Further up sat a relic from Texas City’s past - a propeller from the SS High Flyer, one of three ships destroyed in the most devastating industrial disaster in U.S. history. A mile away, in the local port, a small fire broke out aboard a ship docked there in 1947, some guess from a cigarette dropped and left to smolder. Scheduled to depart for France to help with WWII rebuild efforts, the ship was loaded with ammonium nitrate.. enough to blow so sky high that it ignited the High Flyer and another nearby ship, along with several chemical plants and storage tanks along the adjacent shore. One of the largest non-nuclear explosions on record, it killed nearly 600 people and left thousands of others injured and/or homeless. The propeller - all 2?..3?.. tons of it - landed here after cruising in midair for a mile. Its edges are sawed like oversized shark teeth; a large chunk is missing from one corner.

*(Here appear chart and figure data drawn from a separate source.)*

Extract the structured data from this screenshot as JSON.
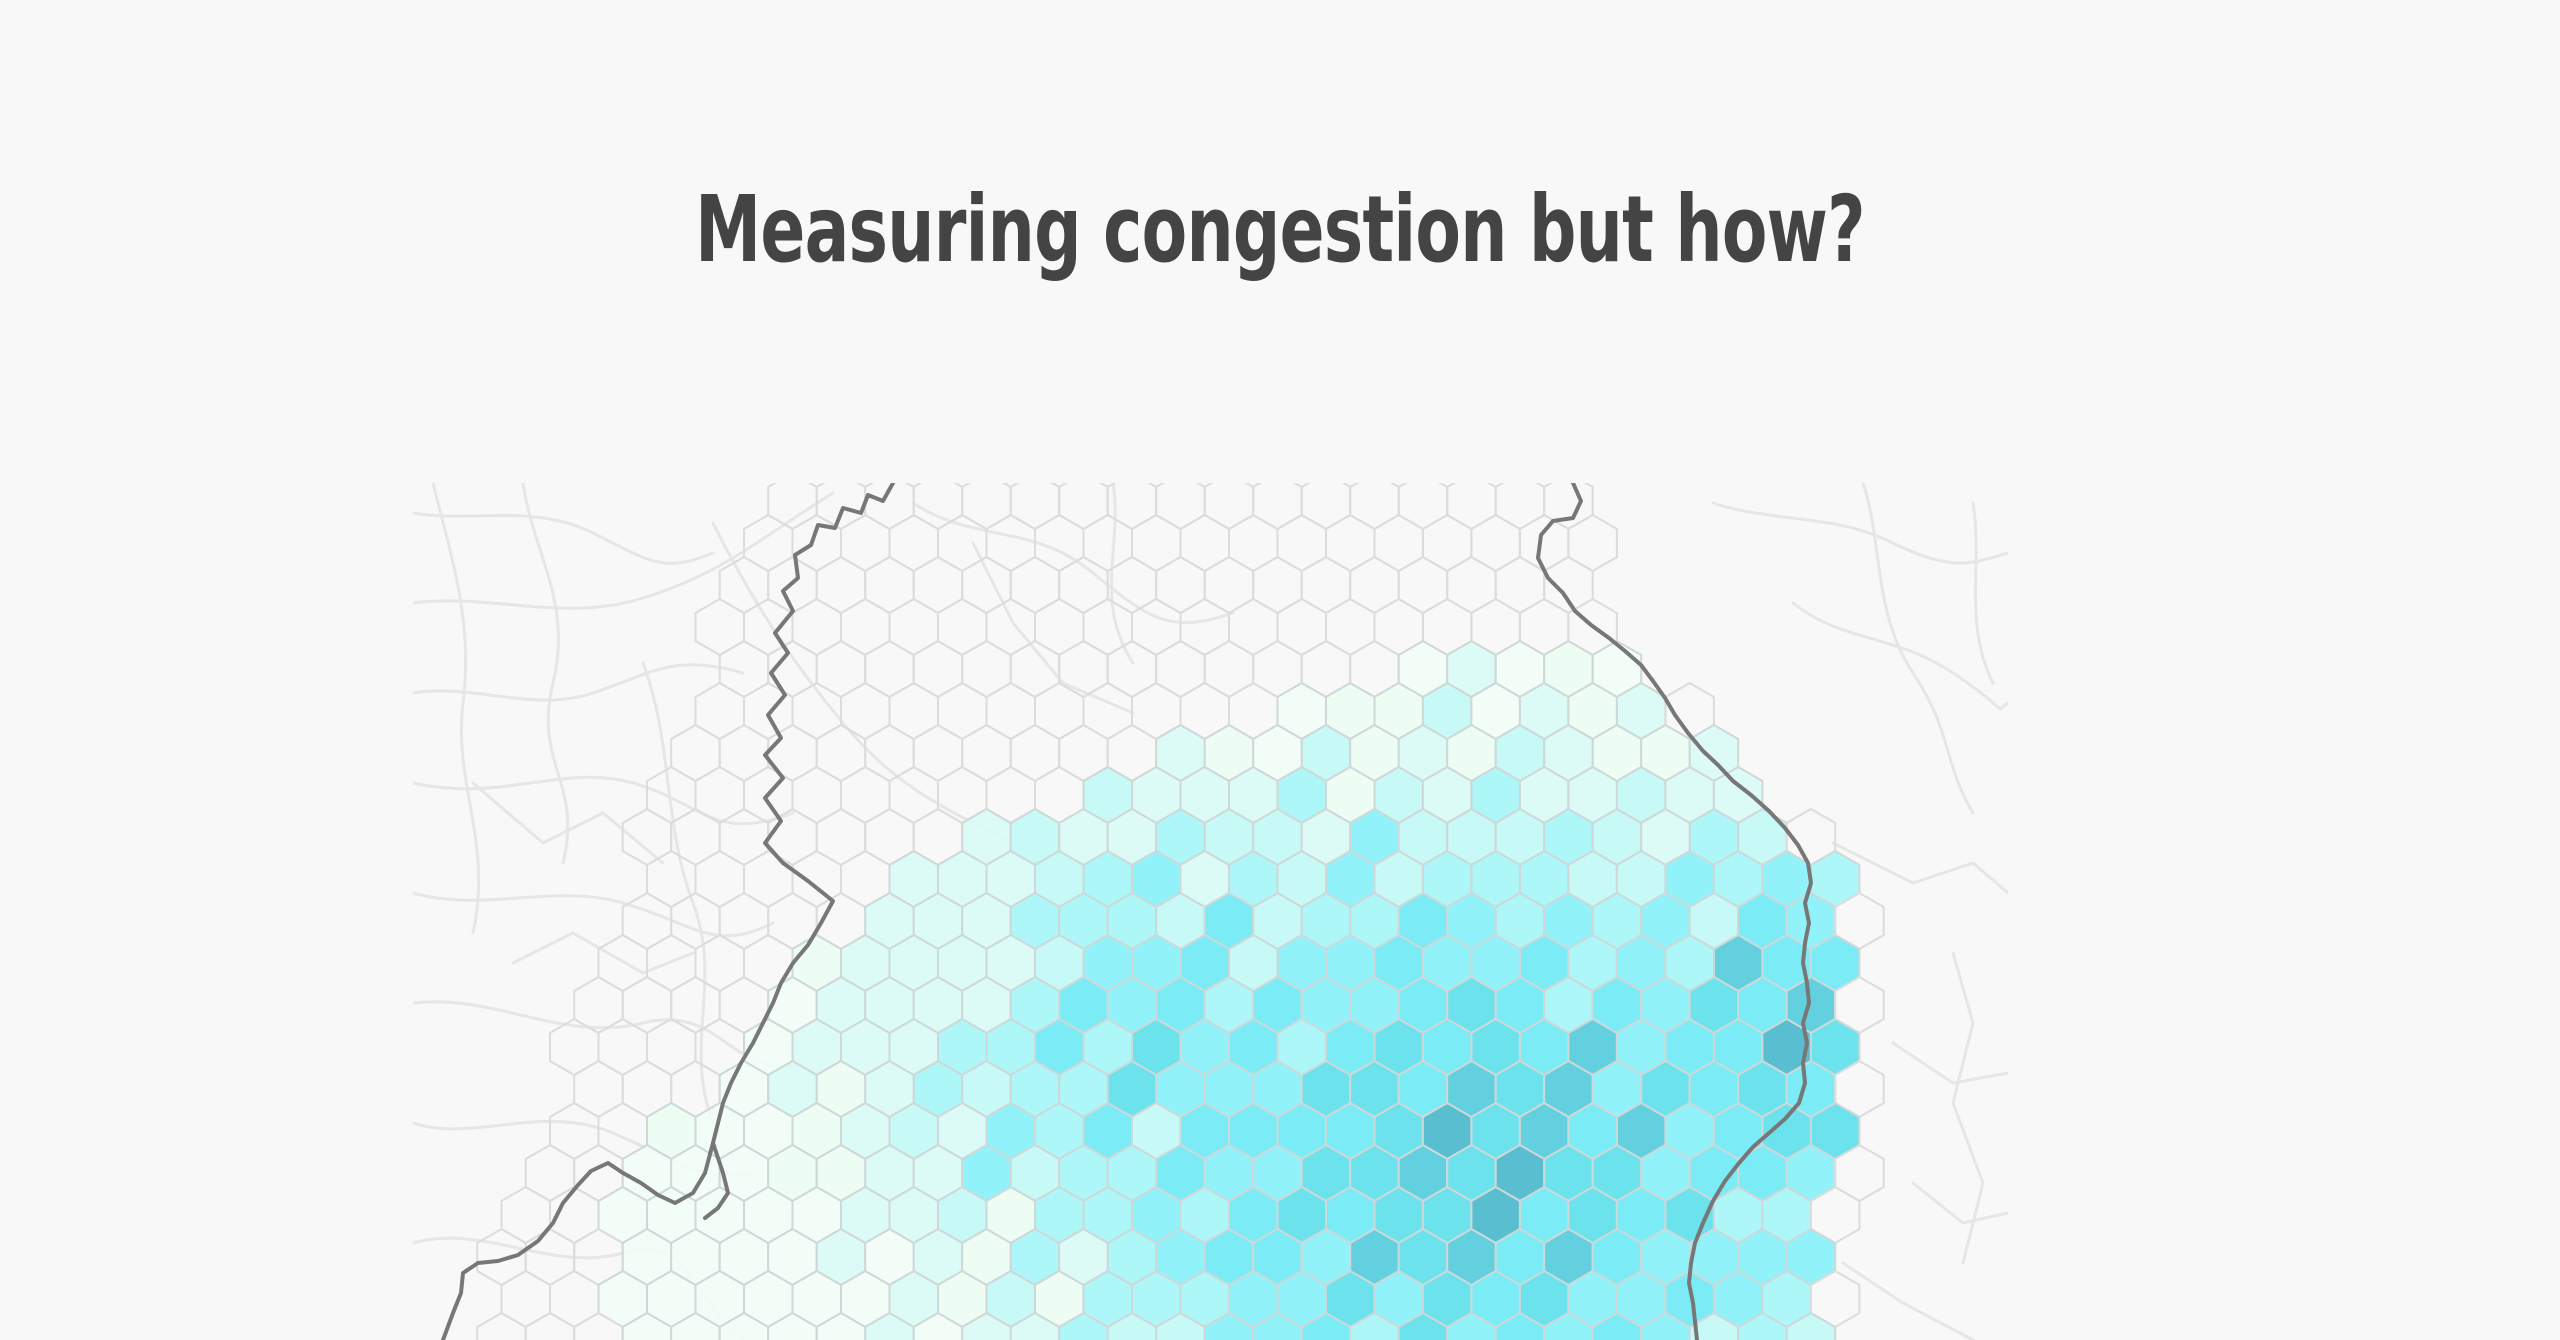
{
  "header": {
    "title": "Measuring congestion but how?"
  },
  "map": {
    "palette": [
      "#ffffff",
      "#f2fdf6",
      "#ecfdf3",
      "#d9fbf6",
      "#c2f8f6",
      "#a6f6f8",
      "#88f2f8",
      "#70eaf4",
      "#5fdfeb",
      "#55ccdc",
      "#4bb9cb"
    ],
    "hex_stroke": "#cfd8d8",
    "empty_hex_stroke": "#dcdcdc",
    "boundary_color": "#777777",
    "road_color": "#e6e6e6"
  }
}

Up on the levy’s edge I saw no ships, but the water there was choppy.. a bit strange for a bay shore off the coast of a part of the Gulf not known for its fabulous surf. Green-grey clouds were consuming the northeastern horizon… I’d have to dodge them if I wanted to make it home dry.

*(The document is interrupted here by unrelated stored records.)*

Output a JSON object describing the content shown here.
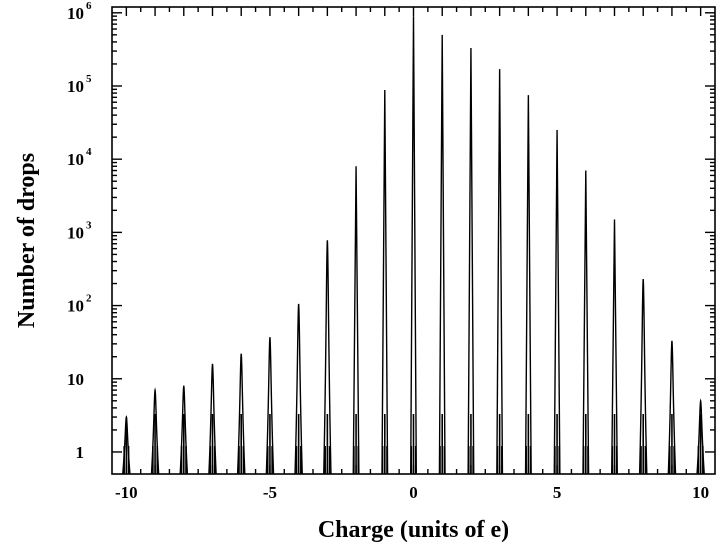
{
  "chart_data": {
    "type": "histogram",
    "xlabel": "Charge (units of e)",
    "ylabel": "Number of drops",
    "xlim": [
      -10.5,
      10.5
    ],
    "ylim": [
      0.5,
      1200000
    ],
    "y_scale": "log",
    "x_ticks": [
      -10,
      -5,
      0,
      5,
      10
    ],
    "x_tick_labels": [
      "-10",
      "-5",
      "0",
      "5",
      "10"
    ],
    "y_ticks": [
      {
        "value": 1,
        "base": "1",
        "exp": ""
      },
      {
        "value": 10,
        "base": "10",
        "exp": ""
      },
      {
        "value": 100,
        "base": "10",
        "exp": "2"
      },
      {
        "value": 1000,
        "base": "10",
        "exp": "3"
      },
      {
        "value": 10000,
        "base": "10",
        "exp": "4"
      },
      {
        "value": 100000,
        "base": "10",
        "exp": "5"
      },
      {
        "value": 1000000,
        "base": "10",
        "exp": "6"
      }
    ],
    "grid": false,
    "line_color": "#000000",
    "peaks": [
      {
        "charge": -10,
        "count": 3
      },
      {
        "charge": -9,
        "count": 7
      },
      {
        "charge": -8,
        "count": 8
      },
      {
        "charge": -7,
        "count": 16
      },
      {
        "charge": -6,
        "count": 22
      },
      {
        "charge": -5,
        "count": 37
      },
      {
        "charge": -4,
        "count": 105
      },
      {
        "charge": -3,
        "count": 780
      },
      {
        "charge": -2,
        "count": 8000
      },
      {
        "charge": -1,
        "count": 88000
      },
      {
        "charge": 0,
        "count": 900000
      },
      {
        "charge": 1,
        "count": 500000
      },
      {
        "charge": 2,
        "count": 330000
      },
      {
        "charge": 3,
        "count": 170000
      },
      {
        "charge": 4,
        "count": 75000
      },
      {
        "charge": 5,
        "count": 25000
      },
      {
        "charge": 6,
        "count": 7000
      },
      {
        "charge": 7,
        "count": 1500
      },
      {
        "charge": 8,
        "count": 230
      },
      {
        "charge": 9,
        "count": 33
      },
      {
        "charge": 10,
        "count": 5
      }
    ]
  }
}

Instead of heading north I found a two lane road that cut into the backside of Texas City, through refineries that still haunt my teenage memories, with their flares and thousands of lights casting an orange gloom that can be seen from all directions in the Southeast Texas night sky. I knew a kid who lived near them. He’d describe what it was like to drive through them at night, tripping on acid, the drug of choice amongst my friends back in those days. His head turned tangles of crude-stained, half-rusted conduits, stacks and pipes into fire-breathing dragons that grew wings and long, snaky necks, spewing jets of red-hot flame into air that had already been toxic for many years. I hope he found a better life, somewhere far away from there.

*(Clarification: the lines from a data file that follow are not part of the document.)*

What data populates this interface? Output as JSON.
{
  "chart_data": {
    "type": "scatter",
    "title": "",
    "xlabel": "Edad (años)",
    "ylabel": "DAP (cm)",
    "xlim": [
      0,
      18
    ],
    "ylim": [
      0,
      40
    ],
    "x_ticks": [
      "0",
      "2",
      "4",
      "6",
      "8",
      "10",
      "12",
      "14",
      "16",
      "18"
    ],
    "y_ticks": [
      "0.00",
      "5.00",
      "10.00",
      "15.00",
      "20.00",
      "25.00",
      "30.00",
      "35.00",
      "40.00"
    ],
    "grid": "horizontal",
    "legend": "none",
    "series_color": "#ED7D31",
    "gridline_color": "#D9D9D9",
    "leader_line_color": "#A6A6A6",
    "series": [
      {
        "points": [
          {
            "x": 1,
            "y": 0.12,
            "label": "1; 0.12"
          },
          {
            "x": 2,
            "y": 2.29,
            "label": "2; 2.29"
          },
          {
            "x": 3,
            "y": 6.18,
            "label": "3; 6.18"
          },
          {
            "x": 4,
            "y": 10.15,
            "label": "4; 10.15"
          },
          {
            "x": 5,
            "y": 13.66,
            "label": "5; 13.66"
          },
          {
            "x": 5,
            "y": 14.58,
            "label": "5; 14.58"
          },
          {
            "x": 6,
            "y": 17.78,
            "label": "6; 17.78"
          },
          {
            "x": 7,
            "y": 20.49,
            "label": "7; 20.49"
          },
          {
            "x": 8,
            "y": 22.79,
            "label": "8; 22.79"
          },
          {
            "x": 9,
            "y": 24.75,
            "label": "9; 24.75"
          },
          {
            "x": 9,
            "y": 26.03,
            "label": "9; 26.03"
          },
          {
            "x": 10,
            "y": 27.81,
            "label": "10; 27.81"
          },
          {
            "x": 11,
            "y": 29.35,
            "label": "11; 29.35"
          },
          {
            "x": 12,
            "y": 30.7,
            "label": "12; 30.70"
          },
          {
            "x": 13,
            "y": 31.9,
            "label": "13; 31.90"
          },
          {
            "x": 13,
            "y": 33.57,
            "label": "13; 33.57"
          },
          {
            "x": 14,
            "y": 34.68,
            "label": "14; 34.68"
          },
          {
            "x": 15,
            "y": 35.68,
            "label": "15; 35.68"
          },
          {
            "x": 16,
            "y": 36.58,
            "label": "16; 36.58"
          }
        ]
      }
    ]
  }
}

I slipped past the clouds and over a bridge into Galveston, looking for gas and a place to hide from the storm. I found an Exxon station off the main boulevard - Broadway - its median lined with dozens of old palm trees who’ve seen too many hurricanes. Buying gas these days is a dicey proposition. To be safe about it you either have to wear latex gloves or be ready with a sanitary wipe in hand, something loaded with Covid-killing alcohol or bleach. I choose the latter, as gloves carry too much risk for cross contamination. I pull a wipe out of my pocket from its ziplock bag, all dripping wet with chemicals, and grasp the pump handle while rubbing it down in one swift action. Then I use the wipe to protect my fingers against any members of the “invisible enemy” lurking on the ATM keypad, cleaning my hands thoroughly after gassing up and replacing the pump. This is all done while wearing a mask, risking looks from Galvestonites who either haven’t caught on or don’t care that non-symptomatic people are carrying this disease, potentially risking the lives of those with less fortunate immune systems.
Riding south, I pass shuttered liquor stores and bored-seeming people wandering the silent streets. Some look at me sideways, wondering what I’m doing there. I ride till I hit the Seawall, where the beaches are closed, and the wind blowing out to sea is still really strong.